CES 2013: Czy jesteś gotowy na... zakrzywiony ekran telewizora?
Rozwiązał się worek z ekranami OLED na targach CES. Swoje telewizory wykorzystujące tę technologię zaprezentowali nie tylko producenci z Korei, ale również ich sąsiedzi zza miedzy - Japończycy. Duet Sony-Panasonic swoje ekrany ma o cały cal (tak jest, cały cal!) większe, ale Samsung i LG nie zamierzają zasypywać gruszek w popiele i prezentują ekrany zakrzywione.
Zapytacie - po co komu było walczyć o płaskie telewizory, skoro teraz producenci ekranów wracają do krzywizn? Spokojnie - tu nie chodzi o baniakowate kineskopy z Rubina naszej szacownej babci - chodzi o naprawdę efektowne OLEDy, zakrzywione na końcach, które ponoć lepiej dostosowują obraz do budowy ludzkiego oka. "Worlds first curved OLED" to dzieło Samsunga i LG, a obie firmy zarzekają się, że "pierwszy na świecie zakrzywiony OLED" to ich wynalazek i że obie były pierwsze. Miejmy nadzieję, że z powodu tego konfliktu nie dojdzie ponownie do podziału Korei - tym razem tylko Południowej.
Na ubiegłorocznych targach sytuacja była zresztą podobna - wtedy także Samsung i LG chwaliły się 55-calowym telewizorem OLED. Jedyną różnicą było 3D w modelu LG. Na stoiskach promocyjnych widniały napisy "world first 55" OLED TV" i "world first 55" 3D OLED TV". Ciekawe, kto od kogo kopiuje pomysły... a może to tylko sposób na lepsze rozreklamowanie obu marek? Konflikt, jak wiadomo sprzedaje się najlepiej.
Wracając do samego pomysłu - idea zakrzywionego ekranu istnieje od lat. W przeszłości starano się łączyć kilka ekranów lub projektorów, rozwiązania te jednak były dalekie od zastosowań komercyjnych. Najnowsze prototypy pokazują, że w ciągu kilku lat może się to zmienić. Rozwiązanie wydaje się mieć spory sens - dzięki takiej technologii będziemy mieć wrażenie, że obraz nas otacza, co przy dużych przekątnych powinno dać rewelacyjne rezultaty.

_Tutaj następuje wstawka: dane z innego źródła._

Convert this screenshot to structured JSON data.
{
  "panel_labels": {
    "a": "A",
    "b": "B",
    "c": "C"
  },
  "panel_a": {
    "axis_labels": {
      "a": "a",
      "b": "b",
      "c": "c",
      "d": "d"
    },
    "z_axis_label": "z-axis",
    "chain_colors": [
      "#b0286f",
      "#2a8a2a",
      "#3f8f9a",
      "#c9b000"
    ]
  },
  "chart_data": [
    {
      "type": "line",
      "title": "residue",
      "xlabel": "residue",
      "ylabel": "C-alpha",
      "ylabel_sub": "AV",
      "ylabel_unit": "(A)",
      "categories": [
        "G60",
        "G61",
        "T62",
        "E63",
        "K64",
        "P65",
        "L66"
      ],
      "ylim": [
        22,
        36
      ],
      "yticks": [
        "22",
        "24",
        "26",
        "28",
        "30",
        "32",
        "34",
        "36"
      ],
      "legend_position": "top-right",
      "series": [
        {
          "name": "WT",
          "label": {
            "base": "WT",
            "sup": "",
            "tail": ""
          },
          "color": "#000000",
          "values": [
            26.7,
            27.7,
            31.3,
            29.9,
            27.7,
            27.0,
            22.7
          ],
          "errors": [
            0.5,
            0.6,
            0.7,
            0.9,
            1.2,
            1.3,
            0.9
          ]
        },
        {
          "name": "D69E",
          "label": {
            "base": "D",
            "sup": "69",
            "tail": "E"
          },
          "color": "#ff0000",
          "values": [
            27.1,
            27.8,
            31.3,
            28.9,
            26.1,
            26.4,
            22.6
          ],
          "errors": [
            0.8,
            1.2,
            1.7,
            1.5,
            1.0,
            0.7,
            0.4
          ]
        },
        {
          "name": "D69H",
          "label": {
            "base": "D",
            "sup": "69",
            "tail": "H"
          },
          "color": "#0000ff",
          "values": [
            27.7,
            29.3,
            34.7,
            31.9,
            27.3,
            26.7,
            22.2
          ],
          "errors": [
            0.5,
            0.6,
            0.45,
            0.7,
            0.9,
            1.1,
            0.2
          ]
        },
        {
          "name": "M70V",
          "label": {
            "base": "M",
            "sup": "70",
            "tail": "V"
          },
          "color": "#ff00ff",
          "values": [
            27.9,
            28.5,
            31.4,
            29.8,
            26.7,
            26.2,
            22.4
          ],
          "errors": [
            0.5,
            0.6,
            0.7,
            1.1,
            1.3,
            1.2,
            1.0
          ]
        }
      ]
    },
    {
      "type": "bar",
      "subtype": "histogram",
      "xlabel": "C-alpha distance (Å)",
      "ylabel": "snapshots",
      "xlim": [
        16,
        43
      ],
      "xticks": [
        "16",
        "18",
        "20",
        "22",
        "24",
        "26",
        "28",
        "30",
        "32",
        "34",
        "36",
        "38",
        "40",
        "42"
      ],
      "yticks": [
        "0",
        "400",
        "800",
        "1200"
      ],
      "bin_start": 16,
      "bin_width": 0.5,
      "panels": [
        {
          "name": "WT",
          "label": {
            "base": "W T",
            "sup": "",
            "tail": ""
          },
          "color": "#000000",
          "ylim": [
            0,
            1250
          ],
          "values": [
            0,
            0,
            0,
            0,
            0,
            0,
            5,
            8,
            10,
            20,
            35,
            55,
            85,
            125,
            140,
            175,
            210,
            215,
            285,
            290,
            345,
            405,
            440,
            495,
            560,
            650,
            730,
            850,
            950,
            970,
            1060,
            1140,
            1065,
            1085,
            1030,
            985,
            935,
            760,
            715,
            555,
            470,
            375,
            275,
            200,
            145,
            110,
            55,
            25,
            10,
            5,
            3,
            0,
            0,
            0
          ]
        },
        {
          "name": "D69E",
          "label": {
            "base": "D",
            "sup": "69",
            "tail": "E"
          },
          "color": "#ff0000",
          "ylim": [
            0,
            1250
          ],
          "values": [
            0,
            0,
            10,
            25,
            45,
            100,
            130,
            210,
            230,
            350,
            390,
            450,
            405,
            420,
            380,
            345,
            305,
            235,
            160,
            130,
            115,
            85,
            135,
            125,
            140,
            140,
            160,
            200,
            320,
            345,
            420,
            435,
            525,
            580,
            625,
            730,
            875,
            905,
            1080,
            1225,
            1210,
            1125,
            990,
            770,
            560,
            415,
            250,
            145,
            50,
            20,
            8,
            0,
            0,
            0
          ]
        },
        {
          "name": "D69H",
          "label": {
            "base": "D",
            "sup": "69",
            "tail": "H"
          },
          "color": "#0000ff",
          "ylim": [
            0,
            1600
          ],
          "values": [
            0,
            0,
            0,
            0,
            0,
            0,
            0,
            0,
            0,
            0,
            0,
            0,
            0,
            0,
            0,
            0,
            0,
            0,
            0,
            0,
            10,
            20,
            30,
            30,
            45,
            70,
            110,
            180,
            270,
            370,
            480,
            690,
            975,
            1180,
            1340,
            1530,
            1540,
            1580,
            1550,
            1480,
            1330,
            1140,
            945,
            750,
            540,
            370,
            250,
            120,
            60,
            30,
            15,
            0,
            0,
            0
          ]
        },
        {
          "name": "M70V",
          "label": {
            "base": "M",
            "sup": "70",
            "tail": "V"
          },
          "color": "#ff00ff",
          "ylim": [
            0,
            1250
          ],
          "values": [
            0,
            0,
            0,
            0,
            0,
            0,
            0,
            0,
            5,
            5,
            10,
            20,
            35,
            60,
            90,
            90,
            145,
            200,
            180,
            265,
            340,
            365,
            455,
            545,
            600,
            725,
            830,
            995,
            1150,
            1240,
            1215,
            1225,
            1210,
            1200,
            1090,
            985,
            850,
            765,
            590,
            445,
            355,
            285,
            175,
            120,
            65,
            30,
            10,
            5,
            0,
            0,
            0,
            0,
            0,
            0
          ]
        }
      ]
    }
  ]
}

O tym, jak atrakcyjne są nowe zakrzywione ekrany świadczy najlepiej zachwyt Ewy Lalik. W przeciwieństwie do mnie, koleżanka nie jest wielką fanką telewizorów, więc jej pochlebna opinia na temat tych OLEDów może świadczyć o tym, że jest to rzeczywiście krok w dobrym kierunku.
Prezentowane modele raczej nie mają szans na rynkowy debiut w tym, ani nawet w przyszłym roku. Zakrzywione ekrany mogą stać się hitem w okolicach roku 2016, co z perspektywy dzisiejszego tempa rozwoju jest czasem bardzo odległym. Na razie czekamy na sklepowy debiut zwykłych ekranów OLED - oby jak najszybciej.